Book Beginnings is a book meme hosted by Rose City Reader where participants share the first sentence (or so) of the book, along with initial thoughts about the sentence, impressions of the book, or anything else the opener inspires.
The Friday 56 is hosted by Freda’s Voice, and the rules are quite simple: Grab a book, any book, and turn to page 56 or 56% in your e-reader. Find any non-spoilery sentence(s) and post.
This week’s book:
Summary (from Goodreads): This elegant novel captures the immigrant experience for one Indian-American family with humor and heart. Told in alternating teen voices across three generations, You Bring the Distant Near explores sisterhood, first loves, friendship, and the inheritance of culture–for better or worse.

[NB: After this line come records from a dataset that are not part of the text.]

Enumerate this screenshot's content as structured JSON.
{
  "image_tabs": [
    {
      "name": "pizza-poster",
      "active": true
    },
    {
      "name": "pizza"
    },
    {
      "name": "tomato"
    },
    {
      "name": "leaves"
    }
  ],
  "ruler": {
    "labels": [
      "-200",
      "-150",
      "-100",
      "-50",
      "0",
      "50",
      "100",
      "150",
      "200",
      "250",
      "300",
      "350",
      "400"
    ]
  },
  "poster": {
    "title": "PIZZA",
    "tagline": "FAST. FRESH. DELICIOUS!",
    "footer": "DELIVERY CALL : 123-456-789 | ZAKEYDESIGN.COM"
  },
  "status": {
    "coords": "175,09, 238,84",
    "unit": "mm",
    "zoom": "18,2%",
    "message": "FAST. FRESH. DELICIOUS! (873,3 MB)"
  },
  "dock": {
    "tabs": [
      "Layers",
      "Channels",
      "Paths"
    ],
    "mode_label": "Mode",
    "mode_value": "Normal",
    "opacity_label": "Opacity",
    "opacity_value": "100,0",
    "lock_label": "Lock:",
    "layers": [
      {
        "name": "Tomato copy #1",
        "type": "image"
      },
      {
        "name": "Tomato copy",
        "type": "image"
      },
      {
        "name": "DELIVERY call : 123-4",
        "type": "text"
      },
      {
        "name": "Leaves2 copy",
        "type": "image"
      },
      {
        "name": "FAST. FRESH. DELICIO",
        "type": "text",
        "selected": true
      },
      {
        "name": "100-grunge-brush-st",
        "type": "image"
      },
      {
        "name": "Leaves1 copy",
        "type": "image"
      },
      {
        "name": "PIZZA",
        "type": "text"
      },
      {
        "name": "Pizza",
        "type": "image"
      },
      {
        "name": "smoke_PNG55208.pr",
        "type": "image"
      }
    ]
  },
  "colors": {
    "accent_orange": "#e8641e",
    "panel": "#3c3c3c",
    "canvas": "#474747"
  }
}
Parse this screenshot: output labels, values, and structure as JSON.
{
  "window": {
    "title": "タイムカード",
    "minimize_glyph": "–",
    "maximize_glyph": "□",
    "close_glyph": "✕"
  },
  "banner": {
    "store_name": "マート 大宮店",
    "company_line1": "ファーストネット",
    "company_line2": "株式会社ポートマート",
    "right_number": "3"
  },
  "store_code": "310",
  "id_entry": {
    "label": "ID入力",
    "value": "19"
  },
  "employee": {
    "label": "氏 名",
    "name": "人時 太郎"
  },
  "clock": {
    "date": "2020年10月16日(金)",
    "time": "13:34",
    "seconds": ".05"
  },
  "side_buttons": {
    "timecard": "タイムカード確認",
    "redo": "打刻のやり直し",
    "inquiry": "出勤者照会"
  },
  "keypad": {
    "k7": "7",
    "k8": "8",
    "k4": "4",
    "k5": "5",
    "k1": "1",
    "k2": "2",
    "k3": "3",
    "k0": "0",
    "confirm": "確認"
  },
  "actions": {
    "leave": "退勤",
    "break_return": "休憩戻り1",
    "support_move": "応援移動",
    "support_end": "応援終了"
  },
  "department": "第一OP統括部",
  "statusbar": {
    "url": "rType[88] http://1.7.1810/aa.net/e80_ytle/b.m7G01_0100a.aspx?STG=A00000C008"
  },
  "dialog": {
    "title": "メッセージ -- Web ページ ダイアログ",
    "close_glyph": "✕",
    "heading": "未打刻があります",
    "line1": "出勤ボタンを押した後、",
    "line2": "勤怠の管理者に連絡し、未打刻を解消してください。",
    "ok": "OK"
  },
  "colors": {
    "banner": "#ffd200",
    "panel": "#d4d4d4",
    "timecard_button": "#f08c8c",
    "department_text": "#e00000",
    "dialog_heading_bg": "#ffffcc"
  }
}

From a grandmother worried that her children are losing their Indian identity to a daughter wrapped up in a forbidden biracial love affair to a granddaughter social-activist fighting to preserve Bengali tigers, Perkins weaves together the threads of a family growing into an American identity.
Here is a sweeping story of five women at once intimately relatable and yet entirely new.
I am just a few chapters into this one and I am loving the characters of Sonia and Tara. The family is just immigrating from the UK to the US, and I am already having a hard time setting this book down. It will be interesting to read the points of view of the next generations to compare their perspectives.
Their mother stands alone by the deep end, sari-clad under the red monsoon umbrella she carries as portable shade from the West African sun. Kwasi, a Ghanaian waiter, offers her a bottle of icy cola. She refuses it. But the English mothers accept the cold drinks.
Maybe I haven’t made a cultural blunder. I start reading again. It takes a few lines but soon I’m sitting with the March sisters in their drawing room on a wintry afternoon. When I look up after two pages, I’m surprised by a row of grown-ups gazing at me.